Paylaş
Okul fobisi, çocukta aşırı sıkıntı ve huzursuzluk yaratan, küçümsenmemesi gereken bir durumdur. Çocuk, anneyi ya da bağlandığı kişiyi yitireceğini veya onun başına kötü bir şey geleceğini düşünür. Kötü bir olayın anneden kendini ayıracağına dair yoğun kaygısı vardır. Bu nedenle anneyi sürekli gözünün önünde ister. Anneden ayrı kaldığında veya böyle bir ayrılık gündeme geldiğinde çocukta baş ağrısı, karın ağrısı gibi tekrarlayan fiziksel belirtiler gözlenir.
Çocuklar yaşadıkları huzursuzluk durumunda yetişkinler tarafından anlaşılmayı bekler. Bu fobiyi yaşayan çocuklara “Okula gitmezsen ancak çöpçü olursun” gibi yaklaşımlarda bulunmak son derece yanlıştır. Çünkü çocuk da okulun önemli olduğunun ve okula gitmesi gerektiğinin farkındadır ancak hissettiği kaygıyla nasıl başa çıkacağını bilememektedir. Bu durumu anne, baba ya da öğretmeni iyi anlamalıdır. Çocuğa karşı yapılan “Kapris yapıyor, şımarıyor, tembellik ediyor ve bu yüzden okula gitmek istemiyor” türü değerlendirmeler işi çıkmaza sokar.

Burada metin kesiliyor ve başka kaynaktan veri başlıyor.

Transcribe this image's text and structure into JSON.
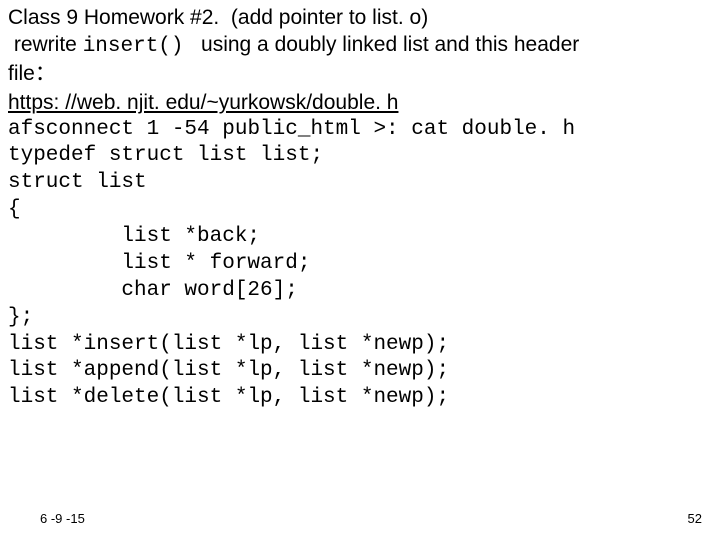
{
  "title_part1": "Class 9 Homework #2.  ",
  "title_part2": "(add pointer to list. o)",
  "line2a": " rewrite ",
  "line2b": "insert()",
  "line2c": "   using a doubly linked list and this header",
  "line3a": "file",
  "line3b": "：",
  "link_text": "https: //web. njit. edu/~yurkowsk/double. h",
  "code": {
    "l1": "afsconnect 1 -54 public_html >: cat double. h",
    "l2": "typedef struct list list;",
    "l3": "struct list",
    "l4": "{",
    "l5": "list *back;",
    "l6": "list * forward;",
    "l7": "char word[26];",
    "l8": "};",
    "l9": "list *insert(list *lp, list *newp);",
    "l10": "list *append(list *lp, list *newp);",
    "l11": "list *delete(list *lp, list *newp);"
  },
  "footer_date": "6 -9 -15",
  "footer_page": "52"
}
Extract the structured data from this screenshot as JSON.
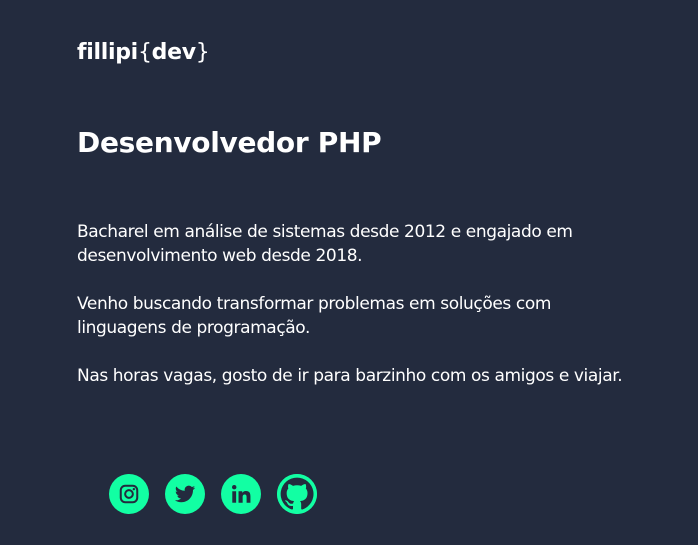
{
  "logo": {
    "name": "fillipi",
    "open_brace": "{",
    "suffix": "dev",
    "close_brace": "}"
  },
  "headline": "Desenvolvedor PHP",
  "bio": [
    "Bacharel em análise de sistemas desde 2012 e engajado em desenvolvimento web desde 2018.",
    "Venho buscando transformar problemas em soluções com linguagens de programação.",
    "Nas horas vagas, gosto de ir para barzinho com os amigos e viajar."
  ],
  "socials": [
    {
      "icon": "instagram-icon"
    },
    {
      "icon": "twitter-icon"
    },
    {
      "icon": "linkedin-icon"
    },
    {
      "icon": "github-icon"
    }
  ],
  "colors": {
    "background": "#232b3e",
    "text": "#ffffff",
    "accent": "#12ffa3",
    "icon_glyph": "#232b3e"
  }
}
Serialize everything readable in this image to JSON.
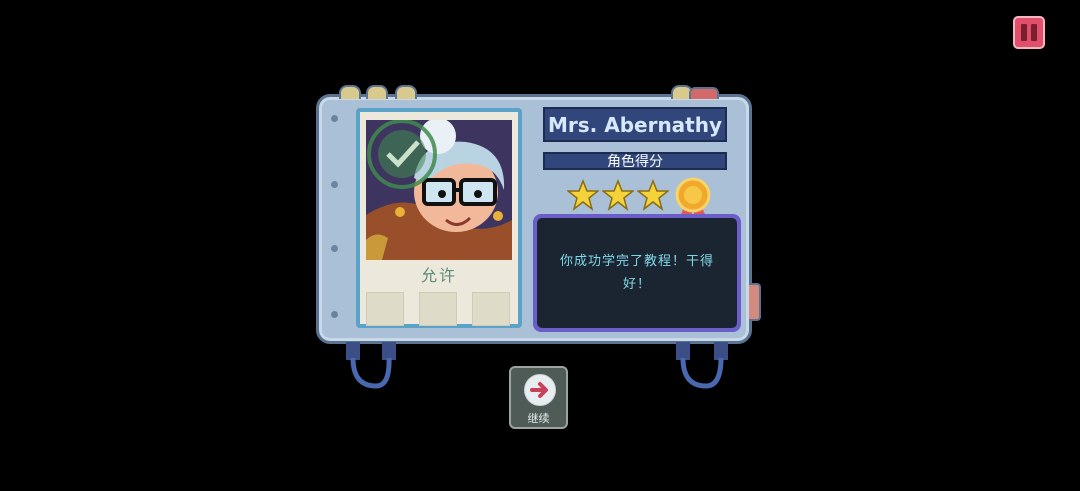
{
  "character": {
    "name": "Mrs. Abernathy",
    "score_label": "角色得分",
    "approval_label": "允许",
    "rating": 3,
    "max_rating": 3,
    "has_medal": true
  },
  "message": {
    "text": "你成功学完了教程！干得好！"
  },
  "continue_button": {
    "label": "继续"
  },
  "colors": {
    "background": "#000000",
    "console": "#a9c0d6",
    "banner": "#31467a",
    "message_text": "#7fd8e8",
    "star": "#f3d23a",
    "pause": "#e24f6a"
  }
}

Okula başlamak her çocuk için az da olsa bir kaygı sebebidir. Ancak normal olan bu kaygının birkaç gün içerisinde geçip çocuğun okul hayatına, arkadaşlarına uyum sağlamasıdır. Okul korkusu geliştiren çocuklar genellikle başarı kaygısı olan, uslu, uyumlu, aşırı onay bekleyen, ailesine bağımlı çocuklardır. Kaygılı çocuklarda okul fobisi görülme ihtimali daha fazladır.
Aşırı korumacı ailelerde, çocuğa karşı aşırı bir şefkat ve koruma içgüdüsü vardır. Çocuğun kendi yapacağı ya da yapması gereken işler bile ebeveyni tarafından yapılır. Böyle ailelerde yetişen çocuklarda zamanla “Ben kendi başıma hiçbir şey yapamam”, “Annem babam olmazsa ben bir hiçim”, “Annem ve babamın olmadığı yerlerde başıma kötü bir şey gelebilir” duyguları gelişir.